Arbeitsgerichtsurteile
In der F.A.S. fand ich einen Beitrag über eine Entscheidung des LAG Baden-Württemberg (Az 2 Sa 6/13): Zwei IT-Spezialisten arbeiten für einen Automobilhersteller. Dieser hat einen Vertrag mit einem IT-Dienstleister, dieser wiederum beschäftigt ein IT-Systemhaus als Subunternehmer
und der entsendet zwei freie Mitarbeiter. Nachdem die beiden an ihrem Arbeitsort voll eingebunden waren, also an Besprechungen teilnahmen und die Aufträge direkt bekamen, über ein Ticketsystem, was sie mithilfe von (nur?) 70 vorgelegten EMails nachwiesen, ist von einer Entleihe keine Rede mehr, sondern es gibt ein direktes und einklagbares Arbeitsverhältnis mit dem eigentlichen Auftraggeber. Das bedeutet also auch Kündigungsschutz und Tarifbindung.
So weit, so gut.
Klingt nicht unplausibel, so sehen „wir“ das ja heute. Es ist völlig unerheblich, dass es da einen Vertrag mit einem Systemhaus gibt, daß dieses die Leute nicht direkt zur Verfügung stellt, sondern einen Subunternehmer beauftragt etc. etc. Es spielt auch keine Rolle, dass das eigentlich problembehaftete Arbeitsverhältnis zwischen dem Subunternehmer und den zwei Freelancern besteht. Auch ist egal, ob Daimler das IT-Systemhaus nicht beauftragt hat, um Geld zu sparen, sondern um zwei Leute zu haben, die notfalls auf das Knowhow des Systemhauses zugreifen können. Alles total irrelevant. Und „irgendwie“ wissen wir ja auch, dass das alles nur den Markt bändigen soll und entfesselten Manchester-Kapitalismus verhindern.
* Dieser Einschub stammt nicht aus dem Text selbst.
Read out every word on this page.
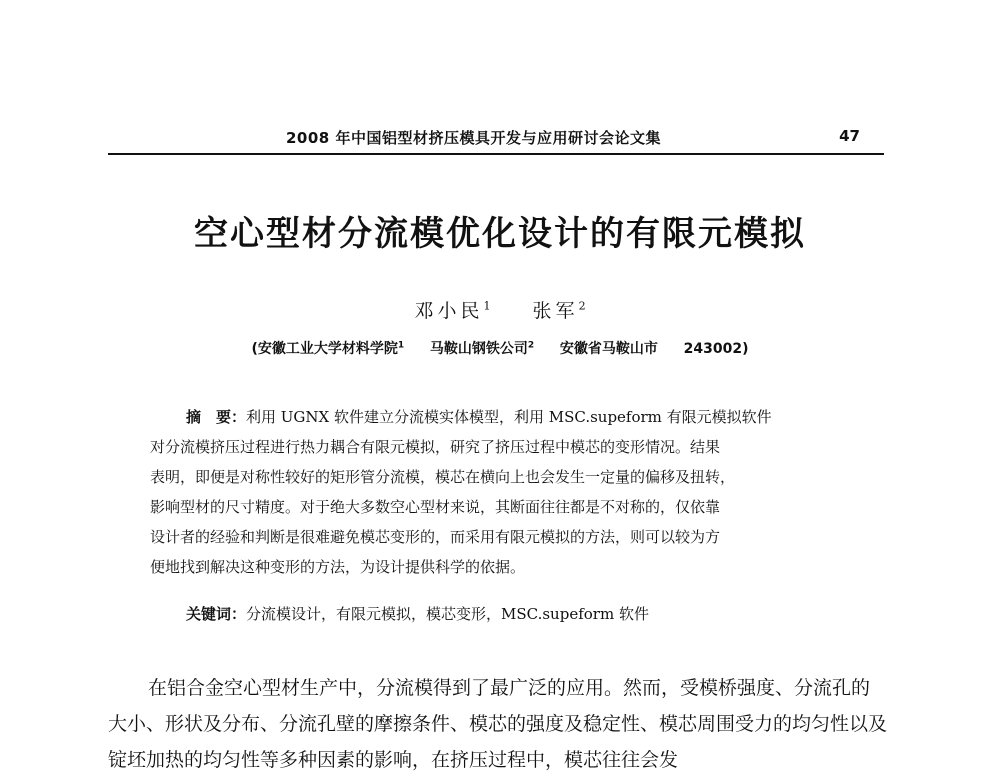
2008 年中国铝型材挤压模具开发与应用研讨会论文集	47
空心型材分流模优化设计的有限元模拟
邓小民$^1$ 张军$^2$
(安徽工业大学材料学院$^1$ 马鞍山钢铁公司$^2$ 安徽省马鞍山市 243002)

摘　要：利用 UGNX 软件建立分流模实体模型，利用 MSC.supeform 有限元模拟软件

对分流模挤压过程进行热力耦合有限元模拟，研究了挤压过程中模芯的变形情况。结果

表明，即便是对称性较好的矩形管分流模，模芯在横向上也会发生一定量的偏移及扭转，

影响型材的尺寸精度。对于绝大多数空心型材来说，其断面往往都是不对称的，仅依靠

设计者的经验和判断是很难避免模芯变形的，而采用有限元模拟的方法，则可以较为方

便地找到解决这种变形的方法，为设计提供科学的依据。

关键词：分流模设计，有限元模拟，模芯变形，MSC.supeform 软件

在铝合金空心型材生产中，分流模得到了最广泛的应用。然而，受模桥强度、分流孔的大小、形状及分布、分流孔壁的摩擦条件、模芯的强度及稳定性、模芯周围受力的均匀性以及锭坯加热的均匀性等多种因素的影响，在挤压过程中，模芯往往会发
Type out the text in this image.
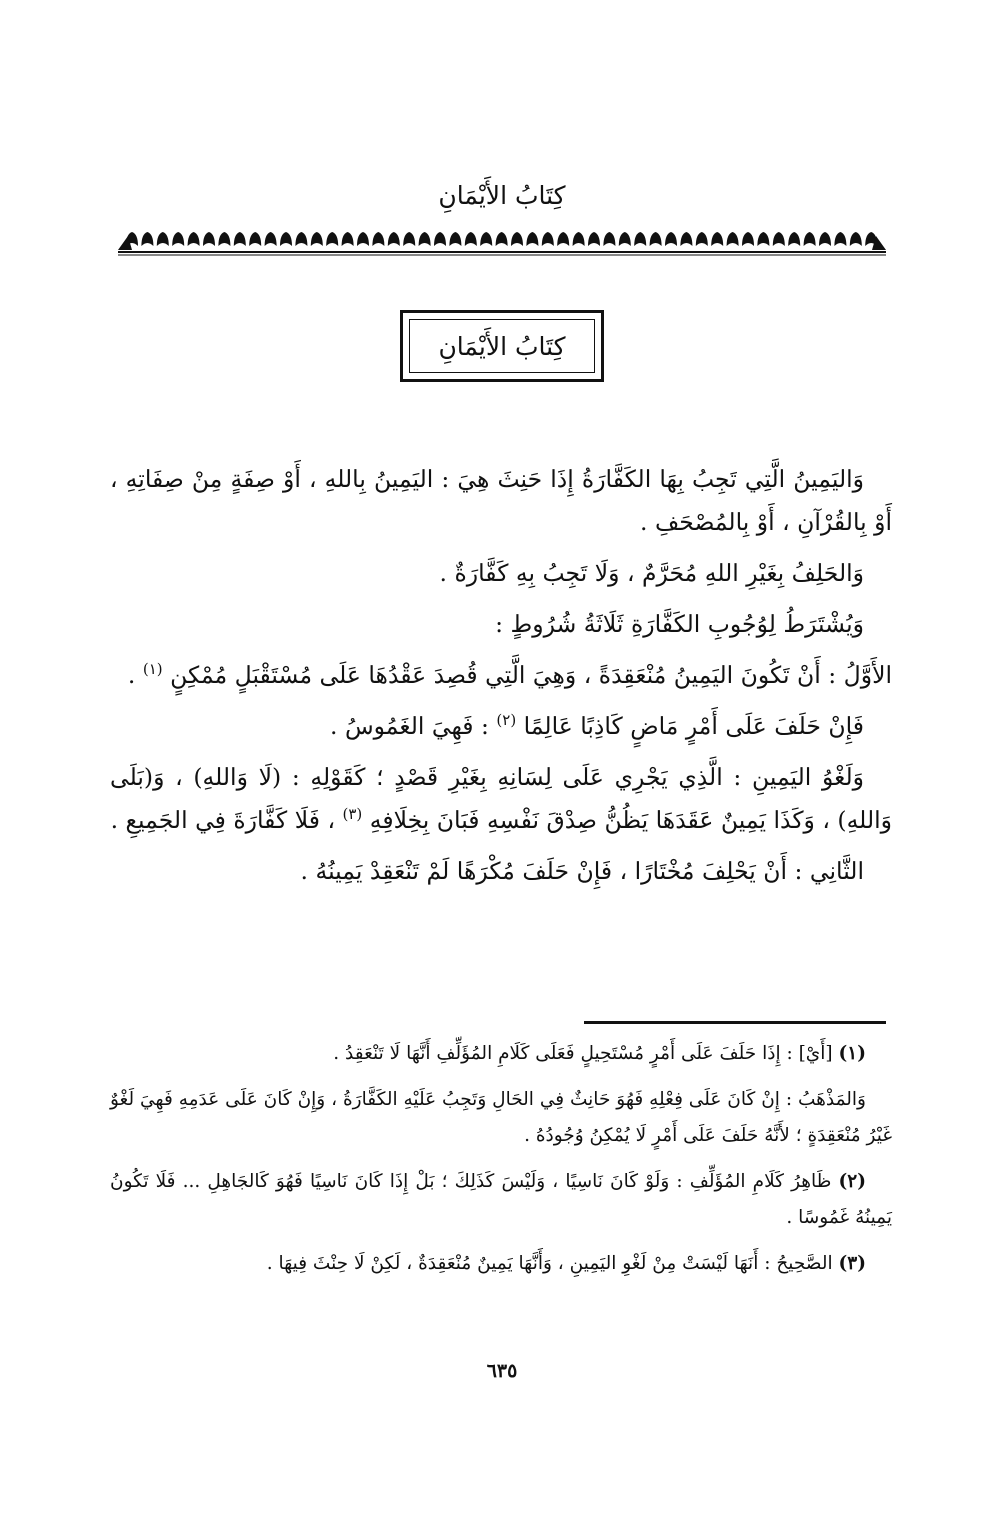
كِتَابُ الأَيْمَانِ
كِتَابُ الأَيْمَانِ

وَاليَمِينُ الَّتِي تَجِبُ بِهَا الكَفَّارَةُ إِذَا حَنِثَ هِيَ : اليَمِينُ بِاللهِ ، أَوْ صِفَةٍ مِنْ صِفَاتِهِ ، أَوْ بِالقُرْآنِ ، أَوْ بِالمُصْحَفِ .

وَالحَلِفُ بِغَيْرِ اللهِ مُحَرَّمٌ ، وَلَا تَجِبُ بِهِ كَفَّارَةٌ .

وَيُشْتَرَطُ لِوُجُوبِ الكَفَّارَةِ ثَلَاثَةُ شُرُوطٍ :

الأَوَّلُ : أَنْ تَكُونَ اليَمِينُ مُنْعَقِدَةً ، وَهِيَ الَّتِي قُصِدَ عَقْدُهَا عَلَى مُسْتَقْبَلٍ مُمْكِنٍ $^{(١)}$ .

فَإِنْ حَلَفَ عَلَى أَمْرٍ مَاضٍ كَاذِبًا عَالِمًا $^{(٢)}$ : فَهِيَ الغَمُوسُ .

وَلَغْوُ اليَمِينِ : الَّذِي يَجْرِي عَلَى لِسَانِهِ بِغَيْرِ قَصْدٍ ؛ كَقَوْلِهِ : (لَا وَاللهِ) ، وَ(بَلَى وَاللهِ) ، وَكَذَا يَمِينٌ عَقَدَهَا يَظُنُّ صِدْقَ نَفْسِهِ فَبَانَ بِخِلَافِهِ $^{(٣)}$ ، فَلَا كَفَّارَةَ فِي الجَمِيعِ .

الثَّانِي : أَنْ يَحْلِفَ مُخْتَارًا ، فَإِنْ حَلَفَ مُكْرَهًا لَمْ تَنْعَقِدْ يَمِينُهُ .

(١) [أَيْ] : إِذَا حَلَفَ عَلَى أَمْرٍ مُسْتَحِيلٍ فَعَلَى كَلَامِ المُؤَلِّفِ أَنَّهَا لَا تَنْعَقِدُ .

وَالمَذْهَبُ : إِنْ كَانَ عَلَى فِعْلِهِ فَهُوَ حَانِثٌ فِي الحَالِ وَتَجِبُ عَلَيْهِ الكَفَّارَةُ ، وَإِنْ كَانَ عَلَى عَدَمِهِ فَهِيَ لَغْوٌ غَيْرُ مُنْعَقِدَةٍ ؛ لأَنَّهُ حَلَفَ عَلَى أَمْرٍ لَا يُمْكِنُ وُجُودُهُ .

(٢) ظَاهِرُ كَلَامِ المُؤَلِّفِ : وَلَوْ كَانَ نَاسِيًا ، وَلَيْسَ كَذَلِكَ ؛ بَلْ إِذَا كَانَ نَاسِيًا فَهُوَ كَالجَاهِلِ ... فَلَا تَكُونُ يَمِينُهُ غَمُوسًا .

(٣) الصَّحِيحُ : أَنَهَا لَيْسَتْ مِنْ لَغْوِ اليَمِينِ ، وَأَنَّهَا يَمِينٌ مُنْعَقِدَةٌ ، لَكِنْ لَا حِنْثَ فِيهَا .

٦٣٥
Aber irgendwas stimmt hier doch nicht. Es ist nicht der scheinselbständige ausgebeutete Hilfsarbeiter, die hungernde Friseuse, der Bandarbeiter, der mit Tricks um seinen mühsam ausgehandelten Tariflohn gebracht werden soll. Es handelt sich vielmehr um IT-Spezialisten(!). Und die sind gesucht, finden immer etwas, sind nie von Arbeitslosigkeit bedroht, es sei denn, sie hätten sich seit MS-DOS 3.1, COBOL oder 370 Assembler jeder Weiterbildung entzogen. Wen also schützt unser Rechtssystem hier? Leute, die aus einem krisenfesten Arbeitsplatz eine prekäre Beschäftigung machen? Wenn sie mehr Geld wollten, wieso haben sie nicht einfach bei ihrem Subunternehmer gekündigt und sich direkt bei ihrem Auftraggeber beworben? Das kann zwei Gründe haben:
- Sie sind nicht gut genug. Das ist unglaubwürdig, denn dann hätte der Auftraggeber in den mehr als zehn Jahren sicher bereits nach Ersatz gefragt.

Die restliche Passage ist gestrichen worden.